Default alerts reference
Cloud Databases integrates with IBM Cloud® Monitoring to provide visibility into the health and performance of your database instances. Monitoring and alerting helps administrators to detect issues early, respond to resource constraints, and maintain service reliability. Starting in December 2025, IBM Cloud Monitoring will automatically enable a default set of up to five critical alerts for each new and existing Cloud Databases instance when platform metrics are enabled.
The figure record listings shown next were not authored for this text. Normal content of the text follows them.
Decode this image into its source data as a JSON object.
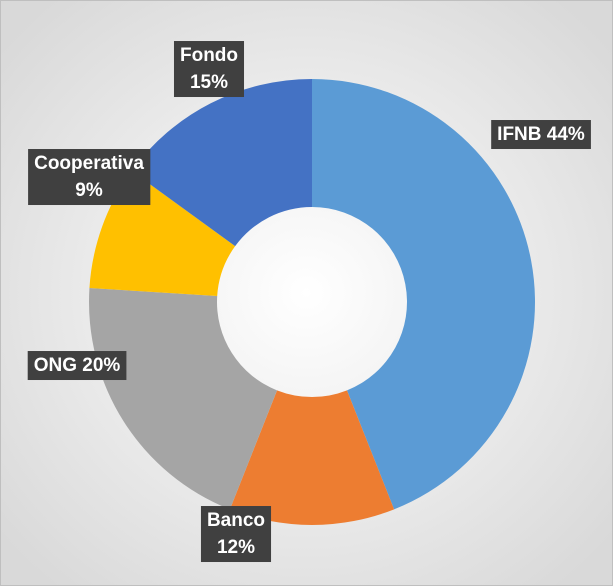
{
  "chart_data": {
    "type": "donut",
    "categories": [
      "IFNB",
      "Banco",
      "ONG",
      "Cooperativa",
      "Fondo"
    ],
    "values": [
      44,
      12,
      20,
      9,
      15
    ],
    "value_labels": [
      "44%",
      "12%",
      "20%",
      "9%",
      "15%"
    ],
    "colors": [
      "#5b9bd5",
      "#ed7d31",
      "#a5a5a5",
      "#ffc000",
      "#4472c4"
    ]
  }
}
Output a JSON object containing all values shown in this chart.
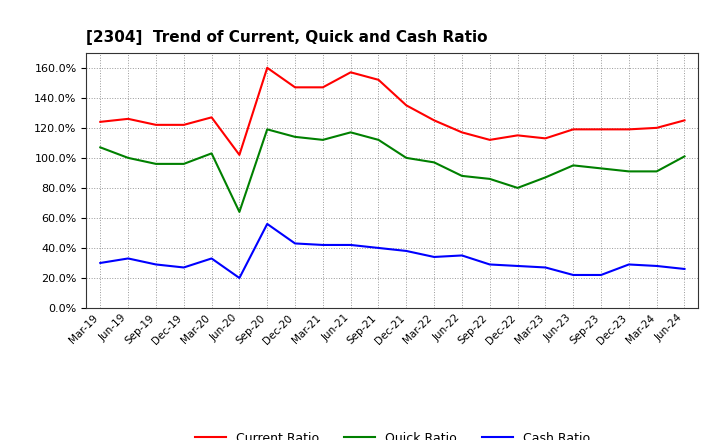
{
  "title": "[2304]  Trend of Current, Quick and Cash Ratio",
  "labels": [
    "Mar-19",
    "Jun-19",
    "Sep-19",
    "Dec-19",
    "Mar-20",
    "Jun-20",
    "Sep-20",
    "Dec-20",
    "Mar-21",
    "Jun-21",
    "Sep-21",
    "Dec-21",
    "Mar-22",
    "Jun-22",
    "Sep-22",
    "Dec-22",
    "Mar-23",
    "Jun-23",
    "Sep-23",
    "Dec-23",
    "Mar-24",
    "Jun-24"
  ],
  "current_ratio": [
    1.24,
    1.26,
    1.22,
    1.22,
    1.27,
    1.02,
    1.6,
    1.47,
    1.47,
    1.57,
    1.52,
    1.35,
    1.25,
    1.17,
    1.12,
    1.15,
    1.13,
    1.19,
    1.19,
    1.19,
    1.2,
    1.25
  ],
  "quick_ratio": [
    1.07,
    1.0,
    0.96,
    0.96,
    1.03,
    0.64,
    1.19,
    1.14,
    1.12,
    1.17,
    1.12,
    1.0,
    0.97,
    0.88,
    0.86,
    0.8,
    0.87,
    0.95,
    0.93,
    0.91,
    0.91,
    1.01
  ],
  "cash_ratio": [
    0.3,
    0.33,
    0.29,
    0.27,
    0.33,
    0.2,
    0.56,
    0.43,
    0.42,
    0.42,
    0.4,
    0.38,
    0.34,
    0.35,
    0.29,
    0.28,
    0.27,
    0.22,
    0.22,
    0.29,
    0.28,
    0.26
  ],
  "current_color": "#FF0000",
  "quick_color": "#008000",
  "cash_color": "#0000FF",
  "ylim": [
    0.0,
    1.7
  ],
  "yticks": [
    0.0,
    0.2,
    0.4,
    0.6,
    0.8,
    1.0,
    1.2,
    1.4,
    1.6
  ],
  "background_color": "#ffffff",
  "grid_color": "#999999",
  "legend_labels": [
    "Current Ratio",
    "Quick Ratio",
    "Cash Ratio"
  ]
}
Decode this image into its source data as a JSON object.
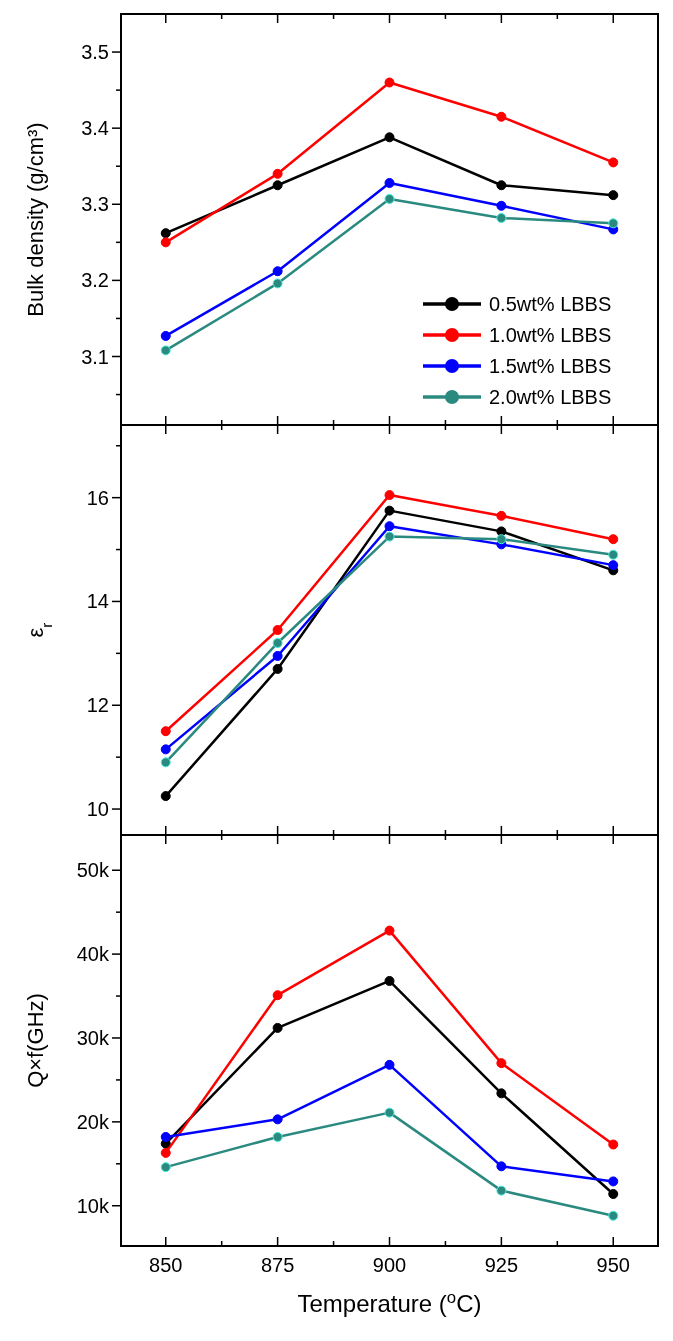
{
  "chart_data": [
    {
      "type": "line",
      "ylabel": "Bulk density (g/cm³)",
      "x": [
        850,
        875,
        900,
        925,
        950
      ],
      "xlim": [
        840,
        960
      ],
      "xticks": [
        850,
        {
          "value": 862.5,
          "label": null
        },
        875,
        {
          "value": 887.5,
          "label": null
        },
        900,
        {
          "value": 912.5,
          "label": null
        },
        925,
        {
          "value": 937.5,
          "label": null
        },
        950
      ],
      "ylim": [
        3.01,
        3.55
      ],
      "yticks": [
        {
          "value": 3.05,
          "label": null
        },
        3.1,
        {
          "value": 3.15,
          "label": null
        },
        3.2,
        {
          "value": 3.25,
          "label": null
        },
        3.3,
        {
          "value": 3.35,
          "label": null
        },
        3.4,
        {
          "value": 3.45,
          "label": null
        },
        3.5
      ],
      "tick_labels": "y",
      "marker": "circle",
      "line_style": "solid",
      "grid": false,
      "legend": "bottom right",
      "series": [
        {
          "name": "0.5wt% LBBS",
          "color": "#000000",
          "values": [
            3.262,
            3.325,
            3.388,
            3.325,
            3.312
          ]
        },
        {
          "name": "1.0wt% LBBS",
          "color": "#ff0000",
          "values": [
            3.25,
            3.34,
            3.46,
            3.415,
            3.355
          ]
        },
        {
          "name": "1.5wt% LBBS",
          "color": "#0000ff",
          "values": [
            3.127,
            3.212,
            3.328,
            3.298,
            3.267
          ]
        },
        {
          "name": "2.0wt% LBBS",
          "color": "#2a8a80",
          "values": [
            3.108,
            3.196,
            3.307,
            3.282,
            3.275
          ]
        }
      ]
    },
    {
      "type": "line",
      "ylabel": "ε$_{r}$",
      "x": [
        850,
        875,
        900,
        925,
        950
      ],
      "xlim": [
        840,
        960
      ],
      "xticks": [
        850,
        {
          "value": 862.5,
          "label": null
        },
        875,
        {
          "value": 887.5,
          "label": null
        },
        900,
        {
          "value": 912.5,
          "label": null
        },
        925,
        {
          "value": 937.5,
          "label": null
        },
        950
      ],
      "ylim": [
        9.5,
        17.4
      ],
      "yticks": [
        10,
        {
          "value": 11,
          "label": null
        },
        12,
        {
          "value": 13,
          "label": null
        },
        14,
        {
          "value": 15,
          "label": null
        },
        16,
        {
          "value": 17,
          "label": null
        }
      ],
      "tick_labels": "y",
      "marker": "circle",
      "line_style": "solid",
      "grid": false,
      "series": [
        {
          "color": "#000000",
          "values": [
            10.25,
            12.7,
            15.75,
            15.35,
            14.6
          ]
        },
        {
          "color": "#ff0000",
          "values": [
            11.5,
            13.45,
            16.05,
            15.65,
            15.2
          ]
        },
        {
          "color": "#0000ff",
          "values": [
            11.15,
            12.95,
            15.45,
            15.1,
            14.7
          ]
        },
        {
          "color": "#2a8a80",
          "values": [
            10.9,
            13.2,
            15.25,
            15.2,
            14.9
          ]
        }
      ]
    },
    {
      "type": "line",
      "ylabel": "Q×f(GHz)",
      "xlabel": "Temperature ($^{o}$C)",
      "x": [
        850,
        875,
        900,
        925,
        950
      ],
      "xlim": [
        840,
        960
      ],
      "xticks": [
        850,
        {
          "value": 862.5,
          "label": null
        },
        875,
        {
          "value": 887.5,
          "label": null
        },
        900,
        {
          "value": 912.5,
          "label": null
        },
        925,
        {
          "value": 937.5,
          "label": null
        },
        950
      ],
      "ylim": [
        5200,
        54200
      ],
      "yticks": [
        {
          "value": 10000,
          "label": "10k"
        },
        {
          "value": 15000,
          "label": null
        },
        {
          "value": 20000,
          "label": "20k"
        },
        {
          "value": 25000,
          "label": null
        },
        {
          "value": 30000,
          "label": "30k"
        },
        {
          "value": 35000,
          "label": null
        },
        {
          "value": 40000,
          "label": "40k"
        },
        {
          "value": 45000,
          "label": null
        },
        {
          "value": 50000,
          "label": "50k"
        }
      ],
      "marker": "circle",
      "line_style": "solid",
      "grid": false,
      "series": [
        {
          "color": "#000000",
          "values": [
            17400,
            31200,
            36800,
            23400,
            11400
          ]
        },
        {
          "color": "#ff0000",
          "values": [
            16300,
            35100,
            42800,
            27000,
            17300
          ]
        },
        {
          "color": "#0000ff",
          "values": [
            18200,
            20300,
            26800,
            14700,
            12900
          ]
        },
        {
          "color": "#2a8a80",
          "values": [
            14600,
            18200,
            21100,
            11800,
            8800
          ]
        }
      ]
    }
  ]
}
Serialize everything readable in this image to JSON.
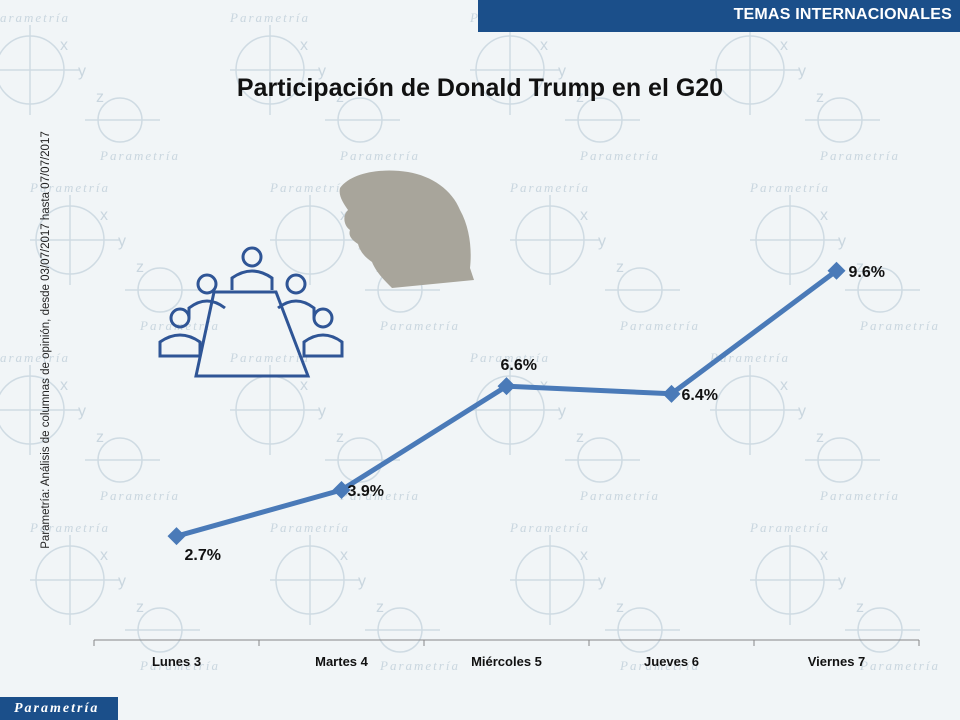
{
  "header": {
    "section": "TEMAS INTERNACIONALES"
  },
  "source_note": "Parametría: Análisis de columnas de opinión, desde 03/07/2017 hasta 07/07/2017",
  "footer": {
    "brand": "Parametría"
  },
  "background": {
    "watermark_word": "Parametría",
    "axis_letters": [
      "x",
      "y",
      "z"
    ]
  },
  "illustrations": [
    "trump-silhouette",
    "meeting-table-icon"
  ],
  "colors": {
    "line": "#4a7ab8",
    "banner": "#1b4f8a",
    "silhouette": "#a8a59b",
    "icon": "#2f5596"
  },
  "chart_data": {
    "type": "line",
    "title": "Participación de Donald Trump en el G20",
    "categories": [
      "Lunes 3",
      "Martes 4",
      "Miércoles 5",
      "Jueves 6",
      "Viernes 7"
    ],
    "values": [
      2.7,
      3.9,
      6.6,
      6.4,
      9.6
    ],
    "data_labels": [
      "2.7%",
      "3.9%",
      "6.6%",
      "6.4%",
      "9.6%"
    ],
    "marker": "diamond",
    "ylim": [
      0,
      13
    ],
    "grid": false,
    "legend": "none"
  }
}
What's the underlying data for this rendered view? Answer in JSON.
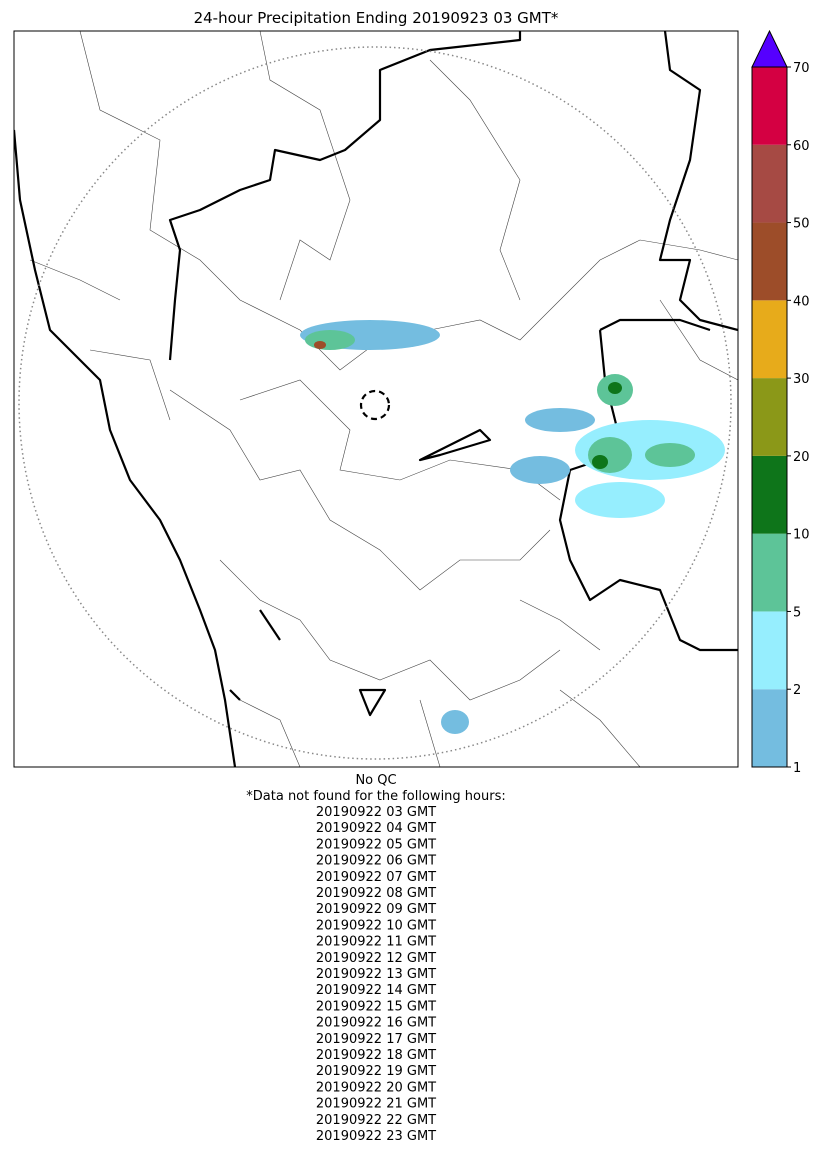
{
  "title": "24-hour Precipitation Ending 20190923 03 GMT*",
  "colorbar": {
    "ticks": [
      1,
      2,
      5,
      10,
      20,
      30,
      40,
      50,
      60,
      70
    ],
    "colors": [
      "#74bde0",
      "#96eefe",
      "#5dc498",
      "#0e751a",
      "#8b9818",
      "#e7ab1b",
      "#9d4d29",
      "#a64a44",
      "#d40042"
    ],
    "extend_color": "#5500ff"
  },
  "notes": {
    "qc": "No QC",
    "missing_header": "*Data not found for the following hours:",
    "missing_hours": [
      "20190922 03 GMT",
      "20190922 04 GMT",
      "20190922 05 GMT",
      "20190922 06 GMT",
      "20190922 07 GMT",
      "20190922 08 GMT",
      "20190922 09 GMT",
      "20190922 10 GMT",
      "20190922 11 GMT",
      "20190922 12 GMT",
      "20190922 13 GMT",
      "20190922 14 GMT",
      "20190922 15 GMT",
      "20190922 16 GMT",
      "20190922 17 GMT",
      "20190922 18 GMT",
      "20190922 19 GMT",
      "20190922 20 GMT",
      "20190922 21 GMT",
      "20190922 22 GMT",
      "20190922 23 GMT"
    ]
  }
}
These alerts will monitor key resource metrics such as memory usage, disk I/O, and CPU load, and will be preconfigured to send notifications to the email of the account owner.
This guide explains the critical alerts installed for your managed database. For each alert, we outline what the metric monitors, why it matters for performance and availability, and the recommended actions to take when the alert triggers. Use this reference to proactively manage capacity, prevent capacity or settings related outages, and maintain resiliency.
Setting up monitoring
Default alerts are only installed if you integrate with IBM Cloud Monitoring to gain operational visibility into the performance and health of their applications, services, and platforms.
To begin collecting metrics for your database instance:
- Provision an instance of IBM Cloud Monitoring.
- Enable Platform metrics in the same region as your database instance.
- Access your monitoring dashboards from the IBM Cloud Monitoring section in the Cloud console under Observability.
Metrics for instances in multi-zone regions (MZRs) are available in-region. For single-zone regions (SZRs), metrics are forwarded to a designated MZR, for example che01.
For more information, see Cloud DatabasesIBM Cloud Monitoring integration.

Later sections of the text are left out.